Follow Colo. Hwy 145 south, past Ophir, and you will find the Priest Lake trail system, at 9,500 feet, with its trailhead and parking at the U.S. Forest Service Matterhorn Station. From there the skate and classic tracks take off through spruce and fir forest, curl around Priest Lake proper and return, 8k later, on the gentle downhill grade of the Rio Grande Southern railroad bed. The steel tracks are long gone, but the snow-white ones are a gravity lover’s delight.
The RGS roadbed is key to the Trout Lake/Lizard Head skiing zone as well. It’s an up-and-back trail on the old railroad grade from the historic trestle at Trout Creek up to the pass and back, 5k each way. There is a small loop in the windy, wide-open meadows at the top of the pass (10,200 feet), where the train stopped to rest and the old stock pens used to be.
You can access the grade from both Trout Lake and the pass; the pass has more parking, and restrooms.
Because it’s so high, and because the grade traverses a north-facing slope, the snow here is the best of the bunch: it gets deep early and stays cold and wintry late into spring.
The Nordic skiing is free to all, though the TNA needs help from memberships ($150, or $300 for families) and donations. Diesel fuel for the cat ain’t cheap.
Get There: The Town of Telluride is bracketed by the trails at Town Park and the Valley Floor. Priest Lake and Trout Lake are 12 and 14 miles south of town on Hwy 145.
Parking: is limited at all trailheads. Trout Lake skiers are encouraged to start at the top at Lizard Head Pass.
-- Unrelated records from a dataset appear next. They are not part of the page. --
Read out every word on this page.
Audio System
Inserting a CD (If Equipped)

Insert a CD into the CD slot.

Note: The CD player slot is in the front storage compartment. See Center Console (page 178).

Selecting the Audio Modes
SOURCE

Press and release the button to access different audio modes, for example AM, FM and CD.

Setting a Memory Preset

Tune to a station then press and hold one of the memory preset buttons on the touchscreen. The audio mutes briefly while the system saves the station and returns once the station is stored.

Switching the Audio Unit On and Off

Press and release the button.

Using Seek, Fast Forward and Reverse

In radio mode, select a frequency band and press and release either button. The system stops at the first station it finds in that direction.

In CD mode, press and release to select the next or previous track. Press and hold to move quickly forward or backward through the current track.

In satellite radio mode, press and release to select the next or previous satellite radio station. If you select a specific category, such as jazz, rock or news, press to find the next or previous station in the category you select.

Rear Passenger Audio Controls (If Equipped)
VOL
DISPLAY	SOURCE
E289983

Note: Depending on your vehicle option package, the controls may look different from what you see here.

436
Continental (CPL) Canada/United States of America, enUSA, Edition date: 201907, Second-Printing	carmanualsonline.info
There are a few secret parking spaces for Valley Floor skiing on the east side of the Shell station.
Skate Lanes: At all four systems, along with classic grooves.
Dogs: are welcome (with their responsible owners) everywhere but the Valley Floor. (They are allowed on Boomerang Road.) Keep them on a short leash. More than one skier has been clotheslined by a long leash.
Snowshoes: welcome, as long as they don’t crush the classic grooves.
Lessons and Rentals: are available from the Nordic Center in Town Park (970/728-1144) and from Paragon/Bootdoctors (970/728-8954) or Telluride Sports (970/728-4477).
Races: Yes, the Butch Cassidy Chase, in February, at Priest Lake.